J.Q. Alida Chen ^1* Dennis Daniël Wever ¹ Niamh McNamara ¹ Morjana Bourik ¹ Joost Smolders ^1,2 Jörg Hamann ^1,3 Inge Huitinga ^1,4

• ¹ Neuroimmunology Research Group, Netherlands Institute for Neuroscience (KNAW), Amsterdam, Netherlands
• ² Multiple Sclerose Center, Erasmus Medical Center, Rotterdam, Netherlands
• ³ Department of Experimental Immunology, Academic Medical Center, Amsterdam, Noord-Holland, Netherlands
• ⁴ Center for Neuroscience, Swammerdam Institute for Life Sciences, University of Amsterdam, Amsterdam, Gelderland, Netherlands

Remyelination of demyelinated axons can occur as an endogenous repair mechanism in multiple sclerosis (MS), but its efficacy varies between both MS individuals and lesions. The molecular and cellular mechanisms that drive remyelination remain poorly understood.
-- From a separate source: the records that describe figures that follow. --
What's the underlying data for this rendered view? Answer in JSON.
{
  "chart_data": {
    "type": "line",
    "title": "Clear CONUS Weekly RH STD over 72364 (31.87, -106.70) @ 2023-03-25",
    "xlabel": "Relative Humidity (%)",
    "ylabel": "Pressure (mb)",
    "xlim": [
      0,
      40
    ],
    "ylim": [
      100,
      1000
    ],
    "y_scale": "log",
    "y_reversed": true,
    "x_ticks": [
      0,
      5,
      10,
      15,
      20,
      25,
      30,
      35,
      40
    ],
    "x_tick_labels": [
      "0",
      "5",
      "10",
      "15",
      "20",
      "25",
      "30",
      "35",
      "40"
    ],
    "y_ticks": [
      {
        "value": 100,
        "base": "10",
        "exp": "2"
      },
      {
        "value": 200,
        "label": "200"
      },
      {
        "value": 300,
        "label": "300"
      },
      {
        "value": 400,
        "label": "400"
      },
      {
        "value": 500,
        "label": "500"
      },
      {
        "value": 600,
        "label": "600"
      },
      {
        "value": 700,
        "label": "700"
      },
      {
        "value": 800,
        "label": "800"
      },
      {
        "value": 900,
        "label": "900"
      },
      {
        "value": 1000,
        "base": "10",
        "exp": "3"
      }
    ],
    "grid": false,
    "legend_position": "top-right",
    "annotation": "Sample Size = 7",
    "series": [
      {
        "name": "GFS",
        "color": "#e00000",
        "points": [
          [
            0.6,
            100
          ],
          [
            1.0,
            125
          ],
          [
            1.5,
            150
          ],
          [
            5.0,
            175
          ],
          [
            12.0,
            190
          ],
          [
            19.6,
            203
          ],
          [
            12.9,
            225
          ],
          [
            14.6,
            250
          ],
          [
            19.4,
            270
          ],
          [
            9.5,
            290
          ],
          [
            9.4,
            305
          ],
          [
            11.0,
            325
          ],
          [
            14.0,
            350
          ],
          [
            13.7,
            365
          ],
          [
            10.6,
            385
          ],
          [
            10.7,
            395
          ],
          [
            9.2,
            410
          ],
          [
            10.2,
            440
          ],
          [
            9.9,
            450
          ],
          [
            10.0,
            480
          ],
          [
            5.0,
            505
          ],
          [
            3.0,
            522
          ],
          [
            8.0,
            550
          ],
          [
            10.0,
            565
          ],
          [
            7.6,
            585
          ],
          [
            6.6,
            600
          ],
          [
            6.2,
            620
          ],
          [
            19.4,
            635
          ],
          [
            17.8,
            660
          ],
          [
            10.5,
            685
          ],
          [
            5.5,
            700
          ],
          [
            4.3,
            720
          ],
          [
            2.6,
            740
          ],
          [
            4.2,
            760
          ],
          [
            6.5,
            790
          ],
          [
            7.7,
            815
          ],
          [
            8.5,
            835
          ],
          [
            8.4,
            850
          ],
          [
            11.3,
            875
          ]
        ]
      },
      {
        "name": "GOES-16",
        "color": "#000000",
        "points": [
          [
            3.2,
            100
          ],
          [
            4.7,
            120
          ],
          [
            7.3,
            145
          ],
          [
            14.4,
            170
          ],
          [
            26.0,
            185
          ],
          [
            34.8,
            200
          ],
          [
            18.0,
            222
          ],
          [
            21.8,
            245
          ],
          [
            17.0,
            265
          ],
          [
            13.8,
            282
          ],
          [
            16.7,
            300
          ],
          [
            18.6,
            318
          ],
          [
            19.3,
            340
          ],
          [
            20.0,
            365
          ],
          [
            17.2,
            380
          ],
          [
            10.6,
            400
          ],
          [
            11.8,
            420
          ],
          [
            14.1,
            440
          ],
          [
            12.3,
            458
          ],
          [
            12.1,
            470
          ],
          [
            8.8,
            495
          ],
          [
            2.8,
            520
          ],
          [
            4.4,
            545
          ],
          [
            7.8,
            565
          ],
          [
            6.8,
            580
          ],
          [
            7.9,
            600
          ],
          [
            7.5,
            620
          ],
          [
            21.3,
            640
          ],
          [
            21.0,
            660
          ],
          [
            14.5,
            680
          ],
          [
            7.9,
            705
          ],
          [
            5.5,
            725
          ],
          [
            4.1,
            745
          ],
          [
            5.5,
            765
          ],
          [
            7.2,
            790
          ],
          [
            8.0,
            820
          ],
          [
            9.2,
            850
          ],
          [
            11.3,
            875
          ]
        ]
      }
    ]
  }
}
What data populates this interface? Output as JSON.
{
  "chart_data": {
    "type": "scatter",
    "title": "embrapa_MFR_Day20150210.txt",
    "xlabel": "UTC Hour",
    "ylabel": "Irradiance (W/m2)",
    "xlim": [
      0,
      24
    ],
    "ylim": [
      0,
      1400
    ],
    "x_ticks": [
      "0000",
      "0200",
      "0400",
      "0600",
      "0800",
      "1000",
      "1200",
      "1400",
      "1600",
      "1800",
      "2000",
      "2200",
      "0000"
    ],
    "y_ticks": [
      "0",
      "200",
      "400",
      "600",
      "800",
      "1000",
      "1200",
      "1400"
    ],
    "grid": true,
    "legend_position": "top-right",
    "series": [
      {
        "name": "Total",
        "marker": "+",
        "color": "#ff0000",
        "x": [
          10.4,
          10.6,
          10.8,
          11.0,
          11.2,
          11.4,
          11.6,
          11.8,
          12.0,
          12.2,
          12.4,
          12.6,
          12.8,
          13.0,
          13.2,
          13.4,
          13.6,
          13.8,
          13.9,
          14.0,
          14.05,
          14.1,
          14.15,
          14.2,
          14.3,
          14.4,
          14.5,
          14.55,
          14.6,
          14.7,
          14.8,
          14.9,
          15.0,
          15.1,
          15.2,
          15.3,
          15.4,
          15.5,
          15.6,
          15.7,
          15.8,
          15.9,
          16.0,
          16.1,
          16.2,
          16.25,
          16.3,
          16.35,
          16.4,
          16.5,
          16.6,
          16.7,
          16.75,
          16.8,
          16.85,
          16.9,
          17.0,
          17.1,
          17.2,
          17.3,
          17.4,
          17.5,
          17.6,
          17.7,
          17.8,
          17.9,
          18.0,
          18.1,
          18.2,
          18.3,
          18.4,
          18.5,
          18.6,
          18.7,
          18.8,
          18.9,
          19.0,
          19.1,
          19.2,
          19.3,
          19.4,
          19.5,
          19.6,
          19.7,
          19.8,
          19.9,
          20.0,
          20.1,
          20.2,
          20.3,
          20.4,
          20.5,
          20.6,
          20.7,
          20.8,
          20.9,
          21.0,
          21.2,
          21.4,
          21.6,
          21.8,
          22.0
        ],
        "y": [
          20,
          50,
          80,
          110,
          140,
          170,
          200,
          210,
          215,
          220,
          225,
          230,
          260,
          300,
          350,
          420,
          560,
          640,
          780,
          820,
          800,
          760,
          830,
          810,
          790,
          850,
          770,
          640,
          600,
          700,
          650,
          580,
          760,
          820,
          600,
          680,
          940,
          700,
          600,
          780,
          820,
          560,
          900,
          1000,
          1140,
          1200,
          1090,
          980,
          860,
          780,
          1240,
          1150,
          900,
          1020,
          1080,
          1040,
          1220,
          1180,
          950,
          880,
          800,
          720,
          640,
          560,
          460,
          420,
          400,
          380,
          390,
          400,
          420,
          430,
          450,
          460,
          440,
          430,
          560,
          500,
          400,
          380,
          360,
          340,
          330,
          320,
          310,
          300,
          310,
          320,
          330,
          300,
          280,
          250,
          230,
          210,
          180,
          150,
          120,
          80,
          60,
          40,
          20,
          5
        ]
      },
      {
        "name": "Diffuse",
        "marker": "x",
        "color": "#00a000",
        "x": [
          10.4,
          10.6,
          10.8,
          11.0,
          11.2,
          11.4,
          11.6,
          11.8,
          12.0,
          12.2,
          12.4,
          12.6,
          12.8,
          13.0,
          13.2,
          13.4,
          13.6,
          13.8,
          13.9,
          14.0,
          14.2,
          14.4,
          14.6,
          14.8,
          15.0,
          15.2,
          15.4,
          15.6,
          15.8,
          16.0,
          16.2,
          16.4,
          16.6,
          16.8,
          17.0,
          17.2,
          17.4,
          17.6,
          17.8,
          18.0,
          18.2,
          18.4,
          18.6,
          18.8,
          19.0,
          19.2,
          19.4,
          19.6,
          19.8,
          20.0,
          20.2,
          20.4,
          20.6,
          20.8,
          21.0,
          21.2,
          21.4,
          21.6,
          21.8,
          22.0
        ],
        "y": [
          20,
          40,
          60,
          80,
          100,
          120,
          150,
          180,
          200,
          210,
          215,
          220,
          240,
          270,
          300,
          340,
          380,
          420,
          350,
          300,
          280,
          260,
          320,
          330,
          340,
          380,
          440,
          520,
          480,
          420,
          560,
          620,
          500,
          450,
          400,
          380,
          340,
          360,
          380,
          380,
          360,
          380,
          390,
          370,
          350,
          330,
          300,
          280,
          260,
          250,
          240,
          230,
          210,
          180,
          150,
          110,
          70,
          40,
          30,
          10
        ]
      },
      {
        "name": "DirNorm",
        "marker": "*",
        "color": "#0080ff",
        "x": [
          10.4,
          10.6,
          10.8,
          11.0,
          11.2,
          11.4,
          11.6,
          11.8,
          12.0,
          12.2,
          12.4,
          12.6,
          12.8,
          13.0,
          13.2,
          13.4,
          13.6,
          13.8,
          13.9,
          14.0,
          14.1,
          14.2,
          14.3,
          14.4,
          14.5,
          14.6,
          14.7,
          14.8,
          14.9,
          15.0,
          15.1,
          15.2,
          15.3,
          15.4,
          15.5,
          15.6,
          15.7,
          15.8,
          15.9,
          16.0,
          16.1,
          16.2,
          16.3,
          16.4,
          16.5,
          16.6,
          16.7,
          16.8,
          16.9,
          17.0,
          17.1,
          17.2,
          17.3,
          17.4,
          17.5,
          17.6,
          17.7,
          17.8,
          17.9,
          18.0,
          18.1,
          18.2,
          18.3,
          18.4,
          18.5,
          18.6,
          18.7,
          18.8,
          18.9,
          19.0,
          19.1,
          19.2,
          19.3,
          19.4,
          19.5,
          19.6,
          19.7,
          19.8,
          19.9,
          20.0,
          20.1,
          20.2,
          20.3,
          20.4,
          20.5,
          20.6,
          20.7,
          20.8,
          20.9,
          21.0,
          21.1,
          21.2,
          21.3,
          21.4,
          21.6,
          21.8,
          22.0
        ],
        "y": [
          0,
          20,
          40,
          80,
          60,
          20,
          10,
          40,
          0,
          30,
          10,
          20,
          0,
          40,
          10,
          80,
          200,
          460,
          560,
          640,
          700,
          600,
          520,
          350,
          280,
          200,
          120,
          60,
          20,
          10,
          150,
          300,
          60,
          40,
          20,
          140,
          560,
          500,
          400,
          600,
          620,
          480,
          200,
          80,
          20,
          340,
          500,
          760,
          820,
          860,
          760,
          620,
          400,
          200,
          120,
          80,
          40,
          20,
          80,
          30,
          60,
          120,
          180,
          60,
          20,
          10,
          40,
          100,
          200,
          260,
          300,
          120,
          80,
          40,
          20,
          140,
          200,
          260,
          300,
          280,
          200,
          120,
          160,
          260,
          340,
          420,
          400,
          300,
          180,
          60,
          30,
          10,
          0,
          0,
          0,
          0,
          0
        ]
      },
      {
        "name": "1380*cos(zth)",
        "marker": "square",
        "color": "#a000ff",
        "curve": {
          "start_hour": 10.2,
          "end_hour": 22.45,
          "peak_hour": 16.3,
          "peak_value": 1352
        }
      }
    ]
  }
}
Here, we studied the relation between microglia activation and remyelination activity in MS. We correlated regenerative (CD163+) and inflammatory (iNOS+) microglia with BCAS1+ oligodendrocytes, subdivided into early-stage (<3 processes) and late-stage (>3 processes) cells in brain donors with high or low remyelinating potential in remyelinated lesions and active lesions with ramified/amoeboid (non-foamy) or foamy microglia. A cohort of MS donors categorized as efficiently remyelinating donors (ERDs; n=25) or poorly remyelinating donors (PRDs; n=17) was included, based on their proportion of remyelinated lesions at autopsy. We hypothesized more CD163+ microglia and BCAS1+ oligodendrocytes in remyelinated and active non-foamy lesions from ERDs and more iNOS+ microglia with fewer BCAS1+ oligodendrocytes in active foamy lesions from PRDs. For CD163+ microglia, however, no differences were observed between MS lesions and MS donor groups. In line with our hypothesis, we found that INOS+ microglia were significantly increased in PRDs compared to ERDs within remyelinated lesions. MS lesions, more late-stage BCAS1+ oligodendrocytes were detected in active lesions with non-foamy or foamy microglia in comparison with remyelinated lesions. Although no differences were found for early-stage BCAS1+ oligodendrocytes between MS lesions, we did find significantly more early-stage BCAS1+ oligodendrocytes in PRDs vs ERDs in remyelinated lesions. Interestingly, a positive correlation was identified between iNOS+ microglia and the presence of early-stage BCAS1+ oligodendrocytes. These findings suggest that impaired maturation of early-stage BCAS1+ oligodendrocytes, encountering inflammatory microglia, may underlie remyelination deficits and unsuccessful lesion repair in MS.